Opinion articles provide independent perspectives on key community issues, separate from our newsroom reporting.

Op-Ed

‘Financial assault’ on the horizon: Ky utilities want to raise rates in a pandemic

Janie Wills
Janie Wills

As if the last 12 months of a COVID pandemic have not presented enough challenges for Kentuckians trying to make ends meet, now there is another financial assault on the horizon. Kentucky Utilities (KU) and Louisville Gas and Electric (LG&E) have applied to the Kentucky Public Service Commission (PSC) for rate increases.

Consider how the proposed rate increases would affect KU residential customers. The basic daily service charge would increase 15 percent and the energy use charge would increase 11 percent. Disconnect fees would increase and solar households would see the value of their net-metering credit slashed. This would come on top of increases in the basic charge of 14 percent and the energy rate of 2 percent in June 2017. KU also increased the basic charge by 32 percent and the energy rate by 0.4 percent in April 2019.

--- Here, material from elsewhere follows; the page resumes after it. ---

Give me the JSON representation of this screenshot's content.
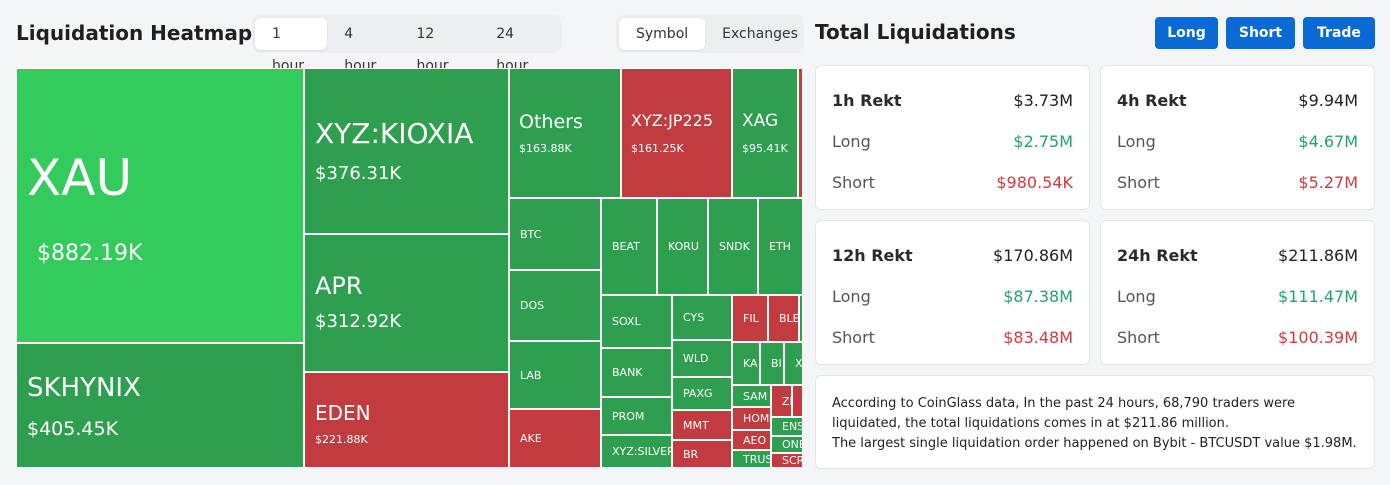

How much can low-income and fixed income Kentuckians bear? Of the 77 counties served by KU, five are among the fifty counties in the country with the lowest median household income. The utility is bold, indeed, to ask for a third rate increase in four years — this last request in the midst of pandemic-related unemployment and underemployment.

The rate increases are unfair in several ways. Customers who now conserve energy use in order to decrease expenses or out of concern for their environmental impact would still have higher utility bills, so there would be less incentive to practice conservation and to use energy-efficient practices and appliances. Shouldn’t a utility company be concerned with encouraging good energy stewardship?

Since 2017, the basic meter charge has increased 50 percent, compared to an energy charge increase of 1 percent. Increasing the per-meter charge disproportionately impacts persons living in apartments or small houses because they generally use less electricity, compared to those living in larger houses.

And neighborhoods with a high density of smaller homes tend to be lower-income and racially segregated. Since the housing is denser, it follows that the density of utility meters is much greater than in higher income, whiter neighborhoods of big houses. In effect, the low use customers are subsidizing the utility’s cost of providing electricity to high use customers. It’s not merely economic inequity, but also racial inequity.

A third unfair aspect is KU’s random plan to cut — by almost 80 percent — the rate used to credit solar customers for energy they provide to the grid. No reasoning is given for the low rate, and the benefits of cheap energy supplied by solar customers during summer peak use times is unacknowledged. The decreased rate would make it very difficult to recover the cost of a solar array during its limited useful lifespan.

As Kentucky is 49th in the US in solar power utilization, the possibilities for independent rooftop solar are unfathomable. The economic potential is great — both with regard to good-paying jobs and electricity sales. This is a selfish move by KU to limit competition by suppressing the minute, negative monetary effect of net-metering, squelching the dreams of potential solar customers, and killing small, local solar companies. Should KU and its investors be allowed to dictate the rules so they control access to and are the sole beneficiaries of low-cost, renewable solar energy?

Finally, many Kentuckians are facing disconnections and evictions because of economic hardship caused by the pandemic. Wouldn’t a 32 percent increase of the utility disconnection fee unnecessarily inflict more pain?

To be fair and reasonable, any rate increase should encourage energy efficiency and conservation by maintaining a low basic per-meter charge and only increasing the charge for energy units consumed. Good rate design should not unfairly impact low-income customers or persons of color. Furthermore, the utility monopoly should not be permitted to smother residential solar energy use or unfairly stifle independent solar businesses. The rate increases must be denied.

Janie Wills is a retired pharmacist and lifelong learner.